Written by Louis Platman, curatorial assistant
03/12/2020

Christmas is, among other things, a time for shopping.

In recent years this has involved more clicking and tapping from the comfort of your own home than Jingle All the Way-type chases around town for that last action figure.

Given our current situation, 2020 may prove be the biggest Christmas for home shopping ever.

Austin Davis catalogue. Christmas, 1931. Object number 130/2009 Austin Davis catalogue. Christmas, 1931. Object number 130/2009

A long-term love affair with shopping

This isn't a recent phenomenon: it's the culmination of an obsession that stretches back to the Victorian era.

The 1800s saw companies use increasingly innovative ways to advertise and sell their products to people at home.

While there had long been adverts in newspapers, by the 1870s department stores were regularly producing catalogues of their goods, making it easy for their middle class customers to peruse and spend at their leisure.

However, this was still a relatively niche business model, attracting only well-to-do customers who lived near enough to the store.

The true revolution began in 1883, when the Royal Mail began to offer its parcel service. With cheap postage of objects large and small, this new service made mail order possible on a national scale.

Front cover of the catalogue published by M. Samuel & Co. for Christmas, 1891. Object number 87/2013 Front cover of the catalogue published by M. Samuel & Co. for Christmas, 1891. Object number 87/2013
Inside page of the catalogue published by M. Samuel & Co. for Christmas, 1891. Object number 87/2013 Inside page of the catalogue published by M. Samuel & Co. for Christmas, 1891. Object number 87/2013

The catalogue boom

By the 1950s home shopping catalogues like Littlewoods were not just making huge amounts of money, but also forming an important part of the social lives of thousands of Britons.

Those who had been displaced as a result of the Second World War, moved out to unfamiliar suburbs far away from a high street, found company in clubs which were set up as a means for people to be able to afford more expensive items like watches and jewellery.

They also found work, with the army of catalogue-wielding door knockers numbering around one million in 1961.

The offer of shopping on credit expanded the industry even further. Those who could not afford to buy a television or a three piece suite from a high street retailer could order it from a catalogue and pay it off monthly – for an inflated fee of course.

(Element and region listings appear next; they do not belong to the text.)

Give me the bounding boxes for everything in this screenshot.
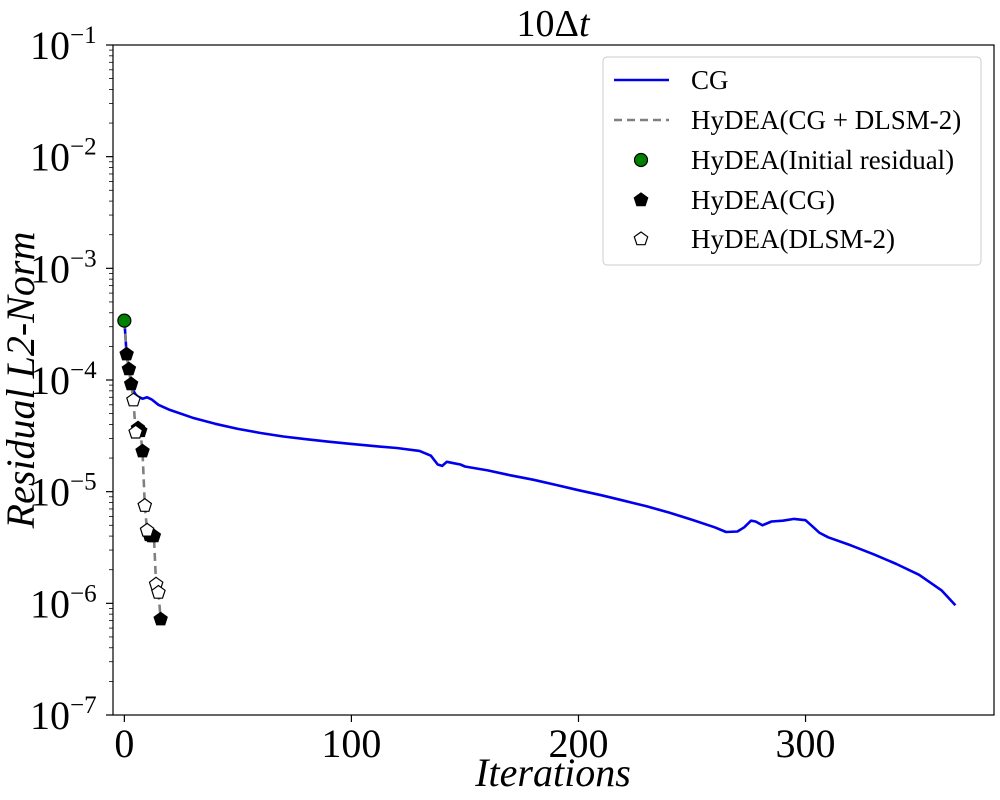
hydea-dlsm-marker bbox=[126, 392, 141, 407]
y-tick-exponent: −6 bbox=[70, 580, 97, 607]
y-tick-label: 10−1 bbox=[30, 22, 97, 68]
x-tick-label: 200 bbox=[548, 721, 608, 766]
y-tick-exponent: −3 bbox=[70, 245, 97, 272]
y-tick-base: 10 bbox=[30, 358, 70, 403]
legend-entry-label: HyDEA(Initial residual) bbox=[691, 145, 954, 175]
legend: CG HyDEA(CG + DLSM-2) HyDEA(Initial residu… bbox=[602, 56, 982, 266]
x-tick-label: 100 bbox=[321, 721, 381, 766]
axes: 10−110−210−310−410−510−610−70 100 200 300 bbox=[30, 22, 836, 766]
chart-title-variable: t bbox=[579, 3, 591, 45]
y-tick-label: 10−6 bbox=[30, 580, 97, 626]
legend-box bbox=[602, 56, 982, 266]
plot-lines bbox=[123, 320, 957, 620]
legend-initial-swatch bbox=[633, 152, 649, 168]
plot-markers bbox=[117, 313, 168, 626]
y-tick-label: 10−2 bbox=[30, 134, 97, 180]
y-tick-base: 10 bbox=[30, 581, 70, 626]
hydea-cg-marker bbox=[119, 346, 134, 361]
hydea-dlsm-marker bbox=[151, 584, 166, 599]
x-tick-label: 300 bbox=[776, 721, 836, 766]
y-tick-exponent: −5 bbox=[70, 469, 97, 496]
hydea-cg-marker bbox=[153, 611, 168, 626]
hydea-dlsm-marker bbox=[139, 522, 155, 537]
y-tick-base: 10 bbox=[30, 246, 70, 291]
chart-title: 10Δt bbox=[517, 3, 591, 45]
legend-pentagon-swatch bbox=[633, 192, 649, 207]
hydea-dlsm-marker bbox=[137, 497, 153, 512]
y-tick-exponent: −1 bbox=[70, 22, 97, 49]
hydea-cg-marker bbox=[135, 443, 150, 458]
legend-entry-label: HyDEA(CG) bbox=[691, 185, 835, 215]
y-tick-exponent: −7 bbox=[70, 692, 97, 719]
hydea-initial-marker bbox=[117, 313, 132, 328]
y-tick-base: 10 bbox=[30, 23, 70, 68]
y-tick-label: 10−4 bbox=[30, 357, 97, 403]
hydea-cg-marker bbox=[121, 361, 137, 376]
plot-frame bbox=[112, 44, 995, 716]
legend-entry-label: HyDEA(DLSM-2) bbox=[691, 224, 895, 254]
x-axis-label: Iterations bbox=[474, 750, 631, 795]
legend-entry-label: HyDEA(CG + DLSM-2) bbox=[691, 105, 961, 135]
x-tick-label: 0 bbox=[114, 721, 134, 766]
y-tick-label: 10−5 bbox=[30, 469, 97, 515]
y-tick-label: 10−7 bbox=[30, 692, 97, 738]
chart-title-base: 10Δ bbox=[517, 3, 579, 45]
y-tick-base: 10 bbox=[30, 470, 70, 515]
hydea-cg-marker bbox=[123, 376, 139, 391]
y-tick-base: 10 bbox=[30, 135, 70, 180]
y-tick-base: 10 bbox=[30, 693, 70, 738]
y-tick-label: 10−3 bbox=[30, 245, 97, 291]
y-tick-exponent: −2 bbox=[70, 134, 97, 161]
cg-series-line bbox=[123, 320, 957, 607]
legend-entry-label: CG bbox=[691, 65, 729, 95]
y-tick-exponent: −4 bbox=[70, 357, 97, 384]
hydea-dlsm-marker bbox=[128, 424, 144, 439]
y-axis-label: Residual L2-Norm bbox=[0, 232, 43, 530]
legend-pentagon-swatch bbox=[633, 231, 649, 246]
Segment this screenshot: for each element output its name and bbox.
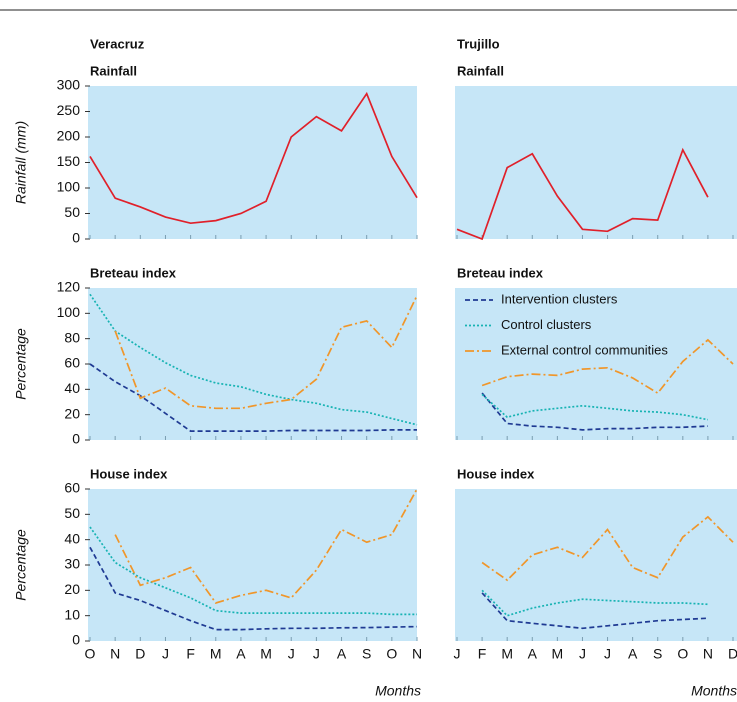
y-tick-label: 250 <box>57 102 81 118</box>
panel-location: Trujillo <box>457 36 500 51</box>
y-tick-label: 30 <box>64 556 80 572</box>
x-tick-label: F <box>186 646 195 662</box>
x-tick-label: J <box>579 646 586 662</box>
series-line <box>481 515 734 582</box>
series-line <box>89 546 418 631</box>
y-tick-label: 0 <box>72 431 80 447</box>
legend-label: Control clusters <box>501 317 592 332</box>
x-tick-label: O <box>386 646 397 662</box>
panel-location: Veracruz <box>90 36 145 51</box>
plot-background <box>455 86 737 239</box>
y-tick-label: 120 <box>57 279 81 295</box>
y-tick-label: 0 <box>72 230 80 246</box>
series-line <box>89 91 418 225</box>
series-line <box>481 392 708 431</box>
x-tick-label: J <box>313 646 320 662</box>
y-tick-label: 60 <box>64 480 80 496</box>
x-tick-label: S <box>362 646 371 662</box>
x-tick-label: A <box>528 646 538 662</box>
x-tick-label: O <box>677 646 688 662</box>
y-tick-label: 100 <box>57 179 81 195</box>
series-line <box>89 363 417 432</box>
series-line <box>89 526 417 616</box>
y-tick-label: 300 <box>57 77 81 93</box>
series-line <box>481 338 734 395</box>
plot-background <box>88 288 417 440</box>
x-tick-label: J <box>604 646 611 662</box>
x-tick-label: A <box>628 646 638 662</box>
series-line <box>481 592 708 630</box>
series-line <box>89 293 418 426</box>
x-tick-label: M <box>260 646 272 662</box>
y-tick-label: 60 <box>64 355 80 371</box>
x-tick-label: S <box>653 646 662 662</box>
series-line <box>114 295 418 410</box>
x-tick-label: N <box>412 646 422 662</box>
x-tick-label: D <box>135 646 145 662</box>
x-axis-label: Months <box>375 683 421 699</box>
y-tick-label: 50 <box>64 505 80 521</box>
y-tick-label: 50 <box>64 204 80 220</box>
y-tick-label: 100 <box>57 304 81 320</box>
x-tick-label: J <box>454 646 461 662</box>
y-tick-label: 20 <box>64 405 80 421</box>
x-tick-label: M <box>552 646 564 662</box>
y-tick-label: 20 <box>64 581 80 597</box>
x-tick-label: F <box>478 646 487 662</box>
series-line <box>456 147 709 241</box>
y-tick-label: 40 <box>64 530 80 546</box>
x-axis-label: Months <box>691 683 737 699</box>
series-line <box>114 488 418 604</box>
plot-background <box>88 86 417 239</box>
y-tick-label: 200 <box>57 128 81 144</box>
plot-background <box>455 489 737 641</box>
x-tick-label: O <box>85 646 96 662</box>
y-axis-label: Percentage <box>13 328 29 400</box>
panel-title: House index <box>457 466 535 481</box>
y-tick-label: 10 <box>64 606 80 622</box>
x-tick-label: A <box>337 646 347 662</box>
y-tick-label: 150 <box>57 153 81 169</box>
legend-label: Intervention clusters <box>501 291 618 306</box>
y-tick-label: 0 <box>72 632 80 648</box>
x-tick-label: N <box>703 646 713 662</box>
y-tick-label: 80 <box>64 329 80 345</box>
legend-label: External control communities <box>501 342 668 357</box>
y-tick-label: 40 <box>64 380 80 396</box>
panel-title: Breteau index <box>457 265 544 280</box>
x-tick-label: M <box>501 646 513 662</box>
y-axis-label: Percentage <box>13 529 29 601</box>
x-tick-label: J <box>162 646 169 662</box>
x-tick-label: J <box>288 646 295 662</box>
panel-title: House index <box>90 466 168 481</box>
panel-title: Rainfall <box>457 63 504 78</box>
x-tick-label: D <box>728 646 737 662</box>
panel-title: Rainfall <box>90 63 137 78</box>
series-line <box>481 589 708 617</box>
x-tick-label: A <box>236 646 246 662</box>
x-tick-label: N <box>110 646 120 662</box>
plot-background <box>88 489 417 641</box>
y-axis-label: Rainfall (mm) <box>13 121 29 204</box>
plot-background <box>455 288 737 440</box>
x-tick-label: M <box>210 646 222 662</box>
panel-title: Breteau index <box>90 265 177 280</box>
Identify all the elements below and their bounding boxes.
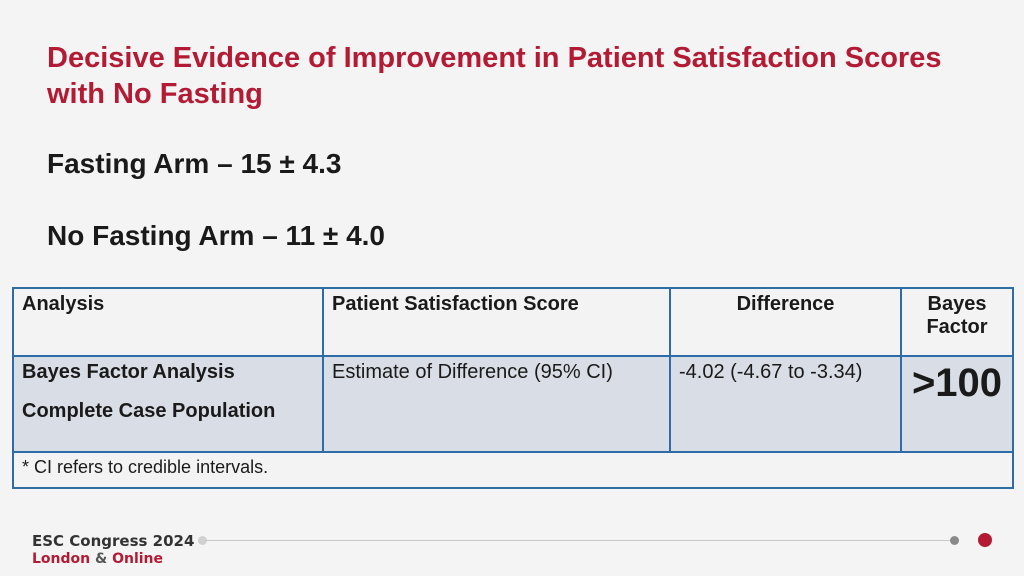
header-difference: Difference — [669, 287, 902, 357]
slide-title: Decisive Evidence of Improvement in Pati… — [47, 42, 942, 110]
footer-red-dot — [978, 533, 992, 547]
footer-divider-line — [205, 540, 950, 541]
analysis-cell: Bayes Factor Analysis Complete Case Popu… — [12, 355, 324, 453]
logo-city: London — [32, 551, 91, 567]
logo-subtitle: London & Online — [32, 550, 194, 568]
analysis-population: Complete Case Population — [22, 400, 276, 422]
results-table: Analysis Patient Satisfaction Score Diff… — [12, 287, 1014, 489]
table-header-row: Analysis Patient Satisfaction Score Diff… — [12, 287, 1014, 357]
analysis-name: Bayes Factor Analysis — [22, 361, 235, 383]
footer-line-start-dot — [198, 536, 207, 545]
score-cell: Estimate of Difference (95% CI) — [322, 355, 671, 453]
difference-cell: -4.02 (-4.67 to -3.34) — [669, 355, 902, 453]
bayes-factor-cell: >100 — [900, 355, 1014, 453]
no-fasting-arm-result: No Fasting Arm – 11 ± 4.0 — [47, 220, 385, 251]
fasting-arm-result: Fasting Arm – 15 ± 4.3 — [47, 148, 342, 179]
footer-grey-dot — [950, 536, 959, 545]
header-analysis: Analysis — [12, 287, 324, 357]
header-bayes-factor: Bayes Factor — [900, 287, 1014, 357]
logo-ampersand: & — [95, 551, 108, 567]
logo-online: Online — [112, 551, 164, 567]
logo-title: ESC Congress 2024 — [32, 532, 195, 550]
table-footnote: * CI refers to credible intervals. — [12, 451, 1014, 489]
header-patient-satisfaction-score: Patient Satisfaction Score — [322, 287, 671, 357]
table-footnote-row: * CI refers to credible intervals. — [12, 451, 1014, 489]
esc-congress-logo: ESC Congress 2024 London & Online — [32, 532, 194, 568]
table-row: Bayes Factor Analysis Complete Case Popu… — [12, 355, 1014, 453]
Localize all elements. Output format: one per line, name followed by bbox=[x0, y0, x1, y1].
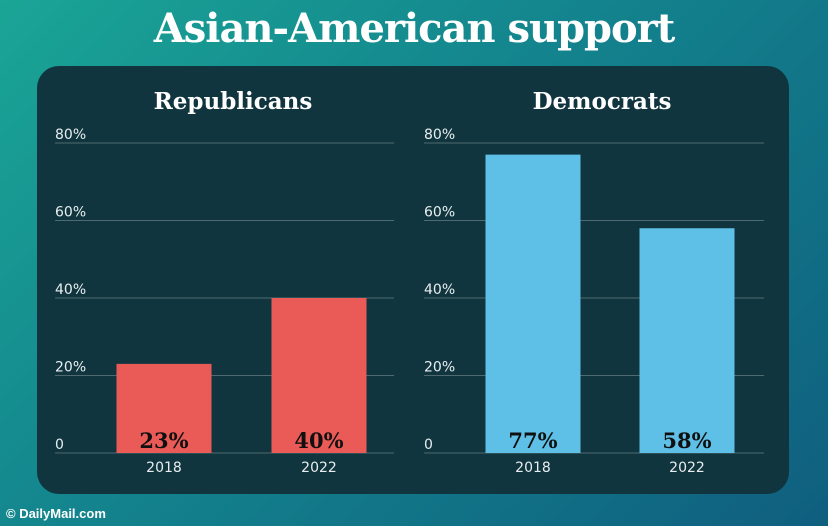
bar-2018 bbox=[485, 154, 581, 453]
chart-title: Asian-American support bbox=[153, 5, 675, 52]
chart-democrats: Democrats 0 20% 40% 60% 80% 77% 2018 58% 2022 bbox=[424, 88, 764, 476]
y-tick-label: 0 bbox=[424, 437, 433, 453]
data-label: 23% bbox=[139, 428, 188, 453]
bar-2022 bbox=[639, 228, 735, 453]
chart-republicans: Republicans 0 20% 40% 60% 80% 23% 2018 40% 2022 bbox=[55, 88, 394, 476]
x-tick-label: 2022 bbox=[301, 460, 337, 476]
panel-title: Republicans bbox=[154, 88, 313, 115]
y-tick-label: 60% bbox=[424, 205, 455, 221]
data-label: 58% bbox=[662, 428, 711, 453]
y-tick-label: 40% bbox=[55, 282, 86, 298]
x-tick-label: 2018 bbox=[146, 460, 182, 476]
y-tick-label: 80% bbox=[55, 127, 86, 143]
y-tick-label: 60% bbox=[55, 205, 86, 221]
data-label: 40% bbox=[294, 428, 343, 453]
data-label: 77% bbox=[508, 428, 557, 453]
y-tick-label: 20% bbox=[55, 360, 86, 376]
bar-2018 bbox=[116, 363, 212, 453]
chart-panel: Republicans 0 20% 40% 60% 80% 23% 2018 40% 2022 De… bbox=[37, 66, 789, 494]
y-tick-label: 80% bbox=[424, 127, 455, 143]
bar-2022 bbox=[271, 298, 367, 453]
bar-charts: Republicans020%40%60%80%23%201840%2022De… bbox=[55, 88, 764, 476]
y-tick-label: 40% bbox=[424, 282, 455, 298]
panel-title: Democrats bbox=[533, 88, 672, 115]
x-tick-label: 2018 bbox=[515, 460, 551, 476]
source-credit: © DailyMail.com bbox=[6, 506, 106, 521]
y-tick-label: 0 bbox=[55, 437, 64, 453]
x-tick-label: 2022 bbox=[669, 460, 705, 476]
y-tick-label: 20% bbox=[424, 360, 455, 376]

While this over-reliance on credit has had a devastating impact on many lives, it proved to be a hugely successful business model.

Littlewoods was initially a football betting company but branched out to mail order catalogues in the 1930s and by the 1980s was the largest private company in Europe.

Littlewoods catalogue, 1985. Object number TC 93 Littlewoods catalogue, 1985. Object number TC 93
Pages of an Argos catalogue, 1996. Object number 125/1996 Pages of an Argos catalogue, 1996. Object number 125/1996

What next?

Although today the shopping catalogue is being relegated to the status of an historical relic – even Argos recently announced the end of its iconic bi-annual tome – home shopping is more popular than ever before thanks to the rise of the internet.

Now artificial intelligence-powered assistants like Amazon's Alexa will even take your order for you, and smart fridges will buy another pint of milk for you before you run out.

All these technological breakthroughs mean it has never been easier fill our homes with stuff, but whether we need it all is another matter entirely.